I’d be curious what you think is being proven by Noah’s appearance. I looked up the “right” answer and it matched my off-the-cuff opinion pretty well.
(I’m not sure that we are in disagreement regarding appearances and race; I am just not sure what you think is proven by (American) reactions to Joakim Noah.)
Little Nemo says that he’d call 75/25 (Euro/Afro) mixes white “unless he had some particular reason not to” (whatever that means). So If LN is to be consistent, the “right” answer will be white. But I’m curious if Joakim would actually be considered white by Little Nemo if he saw the guy walking down the street. I doubt he would, but he seems to be under the impression that my racial beliefs are mine and mine alone. I’m trying to show them that they are not.

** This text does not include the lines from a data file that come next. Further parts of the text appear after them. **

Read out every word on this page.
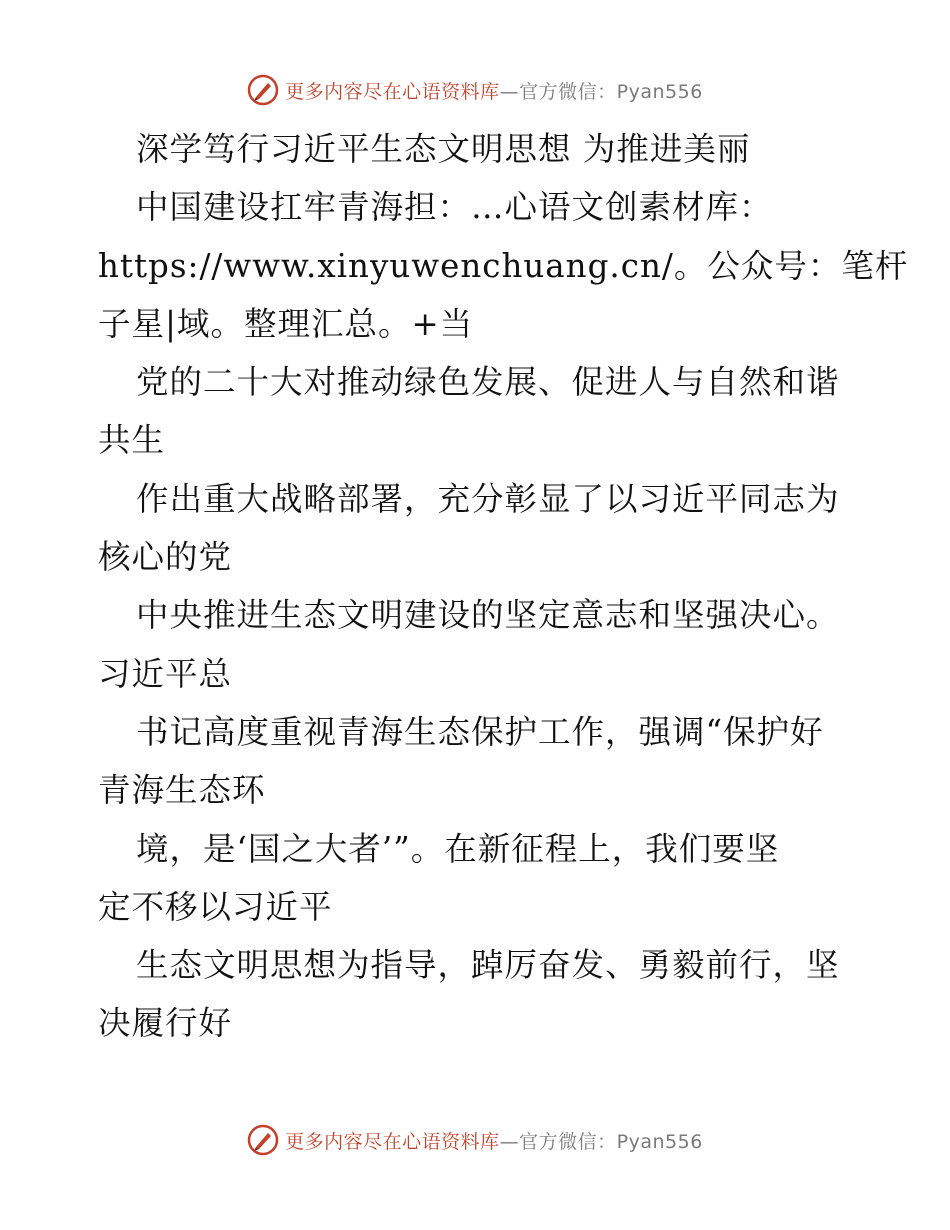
更多内容尽在心语资料库—官方微信：Pyan556
深学笃行习近平生态文明思想 为推进美丽
中国建设扛牢青海担：…心语文创素材库：
https://www.xinyuwenchuang.cn/。公众号：笔杆
子星|域。整理汇总。+当
党的二十大对推动绿色发展、促进人与自然和谐
共生
作出重大战略部署，充分彰显了以习近平同志为
核心的党
中央推进生态文明建设的坚定意志和坚强决心。
习近平总
书记高度重视青海生态保护工作，强调“保护好
青海生态环
境，是‘国之大者’”。在新征程上，我们要坚
定不移以习近平
生态文明思想为指导，踔厉奋发、勇毅前行，坚
决履行好
更多内容尽在心语资料库—官方微信：Pyan556
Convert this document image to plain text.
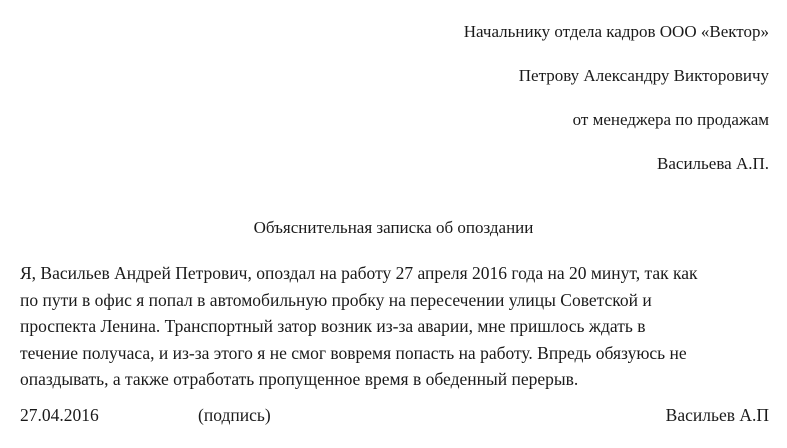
Начальнику отдела кадров ООО «Вектор»
Петрову Александру Викторовичу
от менеджера по продажам
Васильева А.П.
Объяснительная записка об опоздании
Я, Васильев Андрей Петрович, опоздал на работу 27 апреля 2016 года на 20 минут, так как
по пути в офис я попал в автомобильную пробку на пересечении улицы Советской и
проспекта Ленина. Транспортный затор возник из-за аварии, мне пришлось ждать в
течение получаса, и из-за этого я не смог вовремя попасть на работу. Впредь обязуюсь не
опаздывать, а также отработать пропущенное время в обеденный перерыв.
27.04.2016	(подпись)	Васильев А.П
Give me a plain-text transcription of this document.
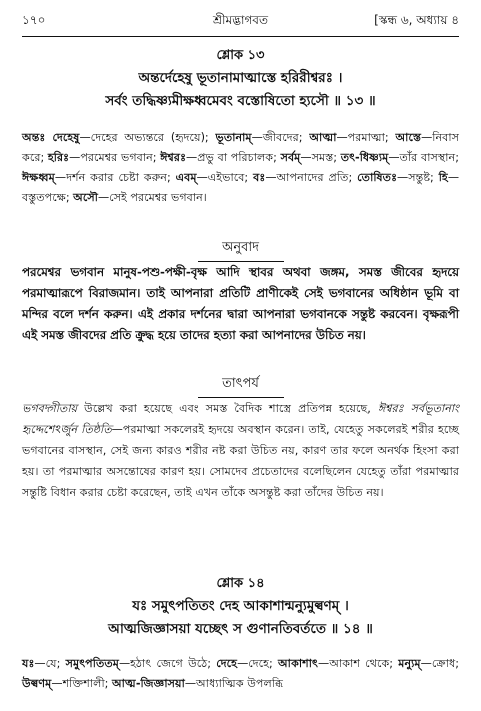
১৭০	শ্রীমদ্ভাগবত	[স্কন্ধ ৬, অধ্যায় ৪
শ্লোক ১৩
অন্তর্দেহেষু ভূতানামাত্মাস্তে হরিরীশ্বরঃ ।
সর্বং তদ্ধিষ্ণ্যমীক্ষধ্বমেবং বস্তোষিতো হ্যসৌ ॥ ১৩ ॥
অন্তঃ দেহেষু—দেহের অভ্যন্তরে (হৃদয়ে); ভূতানাম্—জীবদের; আত্মা—পরমাত্মা; আস্তে—নিবাস করে; হরিঃ—পরমেশ্বর ভগবান; ঈশ্বরঃ—প্রভু বা পরিচালক; সর্বম্—সমস্ত; তৎ-ধিষ্ণ্যম্—তাঁর বাসস্থান; ঈক্ষধ্বম্—দর্শন করার চেষ্টা করুন; এবম্—এইভাবে; বঃ—আপনাদের প্রতি; তোষিতঃ—সন্তুষ্ট; হি—বস্তুতপক্ষে; অসৌ—সেই পরমেশ্বর ভগবান।
অনুবাদ
পরমেশ্বর ভগবান মানুষ-পশু-পক্ষী-বৃক্ষ আদি স্থাবর অথবা জঙ্গম, সমস্ত জীবের হৃদয়ে পরমাত্মারূপে বিরাজমান। তাই আপনারা প্রতিটি প্রাণীকেই সেই ভগবানের অধিষ্ঠান ভূমি বা মন্দির বলে দর্শন করুন। এই প্রকার দর্শনের দ্বারা আপনারা ভগবানকে সন্তুষ্ট করবেন। বৃক্ষরূপী এই সমস্ত জীবদের প্রতি ক্রুদ্ধ হয়ে তাদের হত্যা করা আপনাদের উচিত নয়।
তাৎপর্য
ভগবদ্গীতায় উল্লেখ করা হয়েছে এবং সমস্ত বৈদিক শাস্ত্রে প্রতিপন্ন হয়েছে, ঈশ্বরঃ সর্বভূতানাং হৃদ্দেশেঽর্জুন তিষ্ঠতি—পরমাত্মা সকলেরই হৃদয়ে অবস্থান করেন। তাই, যেহেতু সকলেরই শরীর হচ্ছে ভগবানের বাসস্থান, সেই জন্য কারও শরীর নষ্ট করা উচিত নয়, কারণ তার ফলে অনর্থক হিংসা করা হয়। তা পরমাত্মার অসন্তোষের কারণ হয়। সোমদেব প্রচেতাদের বলেছিলেন যেহেতু তাঁরা পরমাত্মার সন্তুষ্টি বিধান করার চেষ্টা করেছেন, তাই এখন তাঁকে অসন্তুষ্ট করা তাঁদের উচিত নয়।
শ্লোক ১৪
যঃ সমুৎপতিতং দেহ আকাশান্মন্যুমুল্বণম্ ।
আত্মজিজ্ঞাসয়া যচ্ছেৎ স গুণানতিবর্ততে ॥ ১৪ ॥
যঃ—যে; সমুৎপতিতম্—হঠাৎ জেগে উঠে; দেহে—দেহে; আকাশাৎ—আকাশ থেকে; মন্যুম্—ক্রোধ; উল্বণম্—শক্তিশালী; আত্ম-জিজ্ঞাসয়া—আধ্যাত্মিক উপলব্ধি
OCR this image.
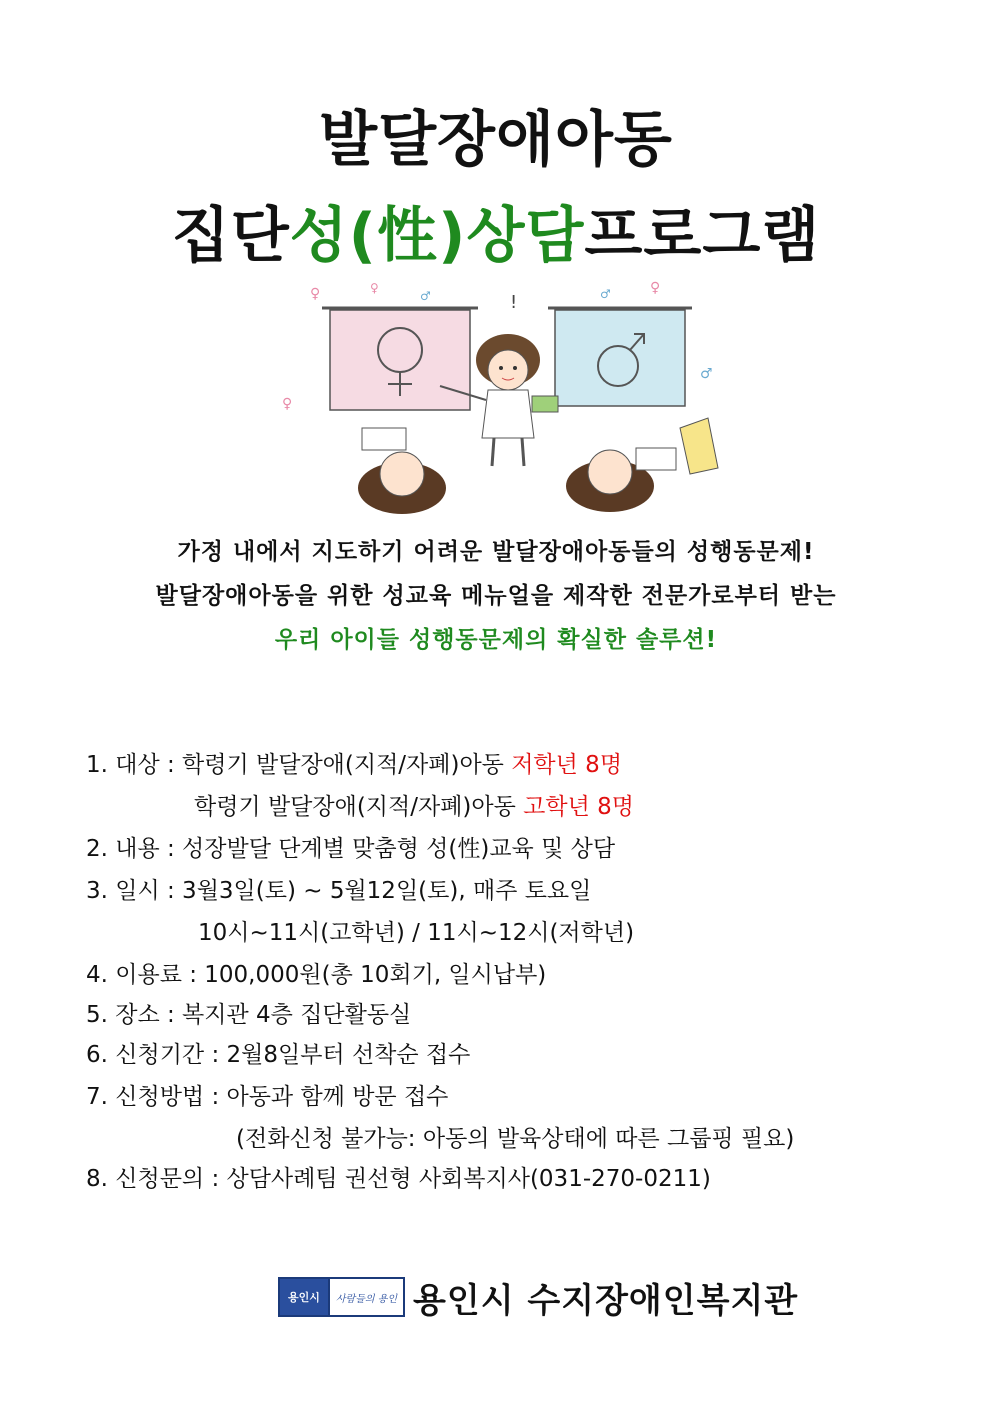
발달장애아동
집단성(性)상담프로그램
♀	♀
♂	♂	♀
♀
♂
!
가정 내에서 지도하기 어려운 발달장애아동들의 성행동문제!
발달장애아동을 위한 성교육 메뉴얼을 제작한 전문가로부터 받는
우리 아이들 성행동문제의 확실한 솔루션!
1. 대상 : 학령기 발달장애(지적/자폐)아동 저학년 8명
학령기 발달장애(지적/자폐)아동 고학년 8명
2. 내용 : 성장발달 단계별 맞춤형 성(性)교육 및 상담
3. 일시 : 3월3일(토) ~ 5월12일(토), 매주 토요일
10시~11시(고학년) / 11시~12시(저학년)
4. 이용료 : 100,000원(총 10회기, 일시납부)
5. 장소 : 복지관 4층 집단활동실
6. 신청기간 : 2월8일부터 선착순 접수
7. 신청방법 : 아동과 함께 방문 접수
(전화신청 불가능: 아동의 발육상태에 따른 그룹핑 필요)
8. 신청문의 : 상담사례팀 권선형 사회복지사(031-270-0211)
용인시	사람들의 용인 용인시 수지장애인복지관
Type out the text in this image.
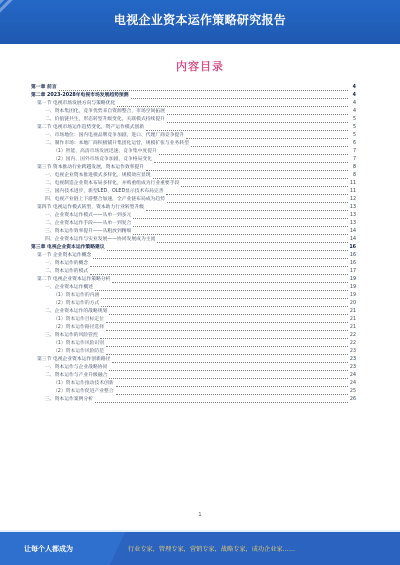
电视企业资本运作策略研究报告
内容目录
第一章 前言	4
第二章 2023-2028年电视市场发展趋势预测	4
第一节 电视市场发展方向与策略优化	4
一、资本集团化，竞争优势来自资源整合，市场空间拓展	4
二、价值链共生，形态转型升级变化，关联模式持续提升	5
第二节 电视市场运作趋势变化，资产运作模式创新	5
一、市场地位：国内电视品牌竞争加剧，进口、代理厂商竞争提升	5
二、制作市场：本地厂商积极铺开集团化运营，规模扩张与业务转型	6
（1）智能、高清市场发展迅速，竞争集中度提升	7
（2）国内、国外市场竞争加剧，竞争格局变化	7
第三节 资本推动行业跨越发展，资本运作效率提升	8
一、电视企业资本推进模式多样化，规模效应显现	8
二、电视制造企业资本布局多样化，并购重组成为行业重要手段	11
三、国内技术进步，新型LED、OLED显示技术布局完善	11
四、电视产业链上下游整合加速，全产业链布局成为趋势	12
第四节 电视运作模式转型，资本助力行业转型升级	13
一、企业资本运作模式——从单一到多元	13
二、企业资本运作手段——从单一到复合	13
三、资本运作效率提升——从粗放到精细	14
四、企业资本运作与实业发展——协同发展成为主流	14
第三章 电视企业资本运作策略建议	16
第一节 企业资本运作概念	16
一、资本运作的概念	16
二、资本运作的模式	17
第二节 电视企业资本运作策略分析	19
一、企业资本运作概述	19
（1）资本运作的内涵	19
（2）资本运作的方式	20
二、企业资本运作的战略规划	21
（1）资本运作目标定位	21
（2）资本运作路径选择	21
三、资本运作的风险管控	22
（1）资本运作风险识别	22
（2）资本运作风险防范	23
第三节 电视企业资本运作创新路径	23
一、资本运作与企业战略协同	23
二、资本运作与产业升级融合	24
（1）资本运作推动技术创新	24
（2）资本运作促进产业整合	25
三、资本运作案例分析	26
1
让每个人都成为	行业专家，管理专家，营销专家，战略专家，成功企业家……
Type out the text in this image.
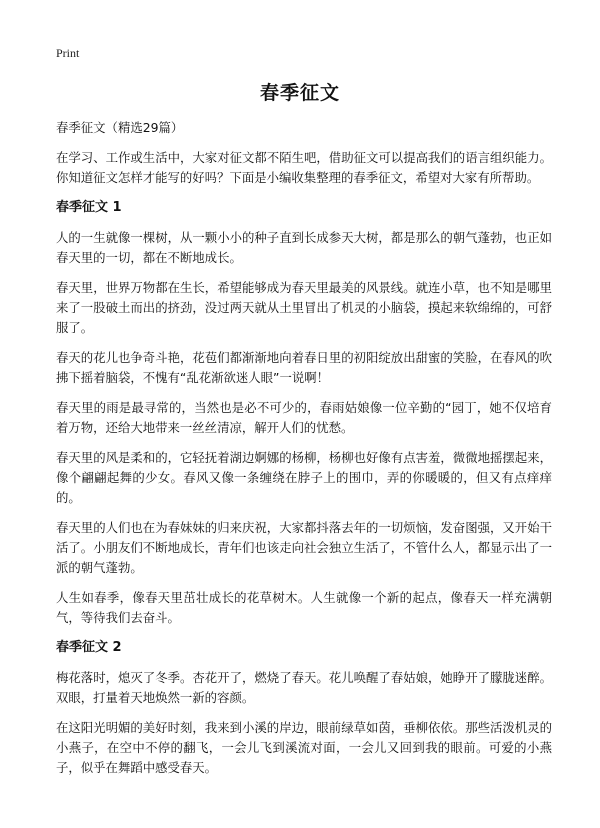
Print
春季征文

春季征文（精选29篇）

在学习、工作或生活中，大家对征文都不陌生吧，借助征文可以提高我们的语言组织能力。你知道征文怎样才能写的好吗？下面是小编收集整理的春季征文，希望对大家有所帮助。

春季征文 1

人的一生就像一棵树，从一颗小小的种子直到长成参天大树，都是那么的朝气蓬勃，也正如春天里的一切，都在不断地成长。

春天里，世界万物都在生长，希望能够成为春天里最美的风景线。就连小草，也不知是哪里来了一股破土而出的挤劲，没过两天就从土里冒出了机灵的小脑袋，摸起来软绵绵的，可舒服了。

春天的花儿也争奇斗艳，花苞们都渐渐地向着春日里的初阳绽放出甜蜜的笑脸，在春风的吹拂下摇着脑袋，不愧有“乱花渐欲迷人眼”一说啊！

春天里的雨是最寻常的，当然也是必不可少的，春雨姑娘像一位辛勤的“园丁，她不仅培育着万物，还给大地带来一丝丝清凉，解开人们的忧愁。

春天里的风是柔和的，它轻抚着湖边婀娜的杨柳，杨柳也好像有点害羞，微微地摇摆起来，像个翩翩起舞的少女。春风又像一条缠绕在脖子上的围巾，弄的你暖暖的，但又有点痒痒的。

春天里的人们也在为春妹妹的归来庆祝，大家都抖落去年的一切烦恼，发奋图强，又开始干活了。小朋友们不断地成长，青年们也该走向社会独立生活了，不管什么人，都显示出了一派的朝气蓬勃。

人生如春季，像春天里茁壮成长的花草树木。人生就像一个新的起点，像春天一样充满朝气，等待我们去奋斗。

春季征文 2

梅花落时，熄灭了冬季。杏花开了，燃烧了春天。花儿唤醒了春姑娘，她睁开了朦胧迷醉。双眼，打量着天地焕然一新的容颜。

在这阳光明媚的美好时刻，我来到小溪的岸边，眼前绿草如茵，垂柳依依。那些活泼机灵的小燕子，在空中不停的翻飞，一会儿飞到溪流对面，一会儿又回到我的眼前。可爱的小燕子，似乎在舞蹈中感受春天。
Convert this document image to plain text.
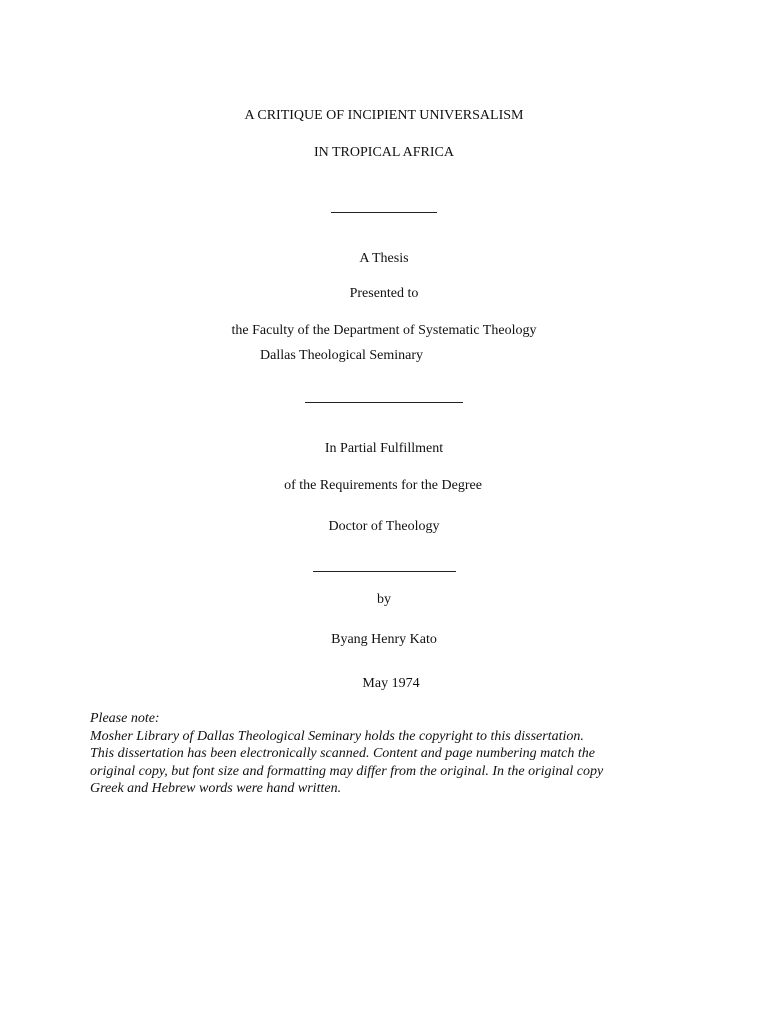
A CRITIQUE OF INCIPIENT UNIVERSALISM
IN TROPICAL AFRICA
A Thesis
Presented to
the Faculty of the Department of Systematic Theology
Dallas Theological Seminary
In Partial Fulfillment
of the Requirements for the Degree
Doctor of Theology
by
Byang Henry Kato
May 1974
Please note:
Mosher Library of Dallas Theological Seminary holds the copyright to this dissertation.
This dissertation has been electronically scanned. Content and page numbering match the
original copy, but font size and formatting may differ from the original. In the original copy
Greek and Hebrew words were hand written.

I’m figuring the “particular reason” Little Nemo may have for not calling him white is simply because he “looks” black. Logic that is rather circular, if you think about it. “Looking black” is rather easy to do when the one-drop rule is being used as your guide. The threshold for looking white is so much higher than the threshold for looking black that even a guy that has three times as much “white blood” still quite easily looks black. In fact, he looks much like many, average everyday black African-Americans who are the subject of this thread.
You know, the salads who are constantly refered to as bowls of tomatoes in order to show that slavery left them better off because otherwise they’d be in Africa dying from malaria and pellagra. You know, them.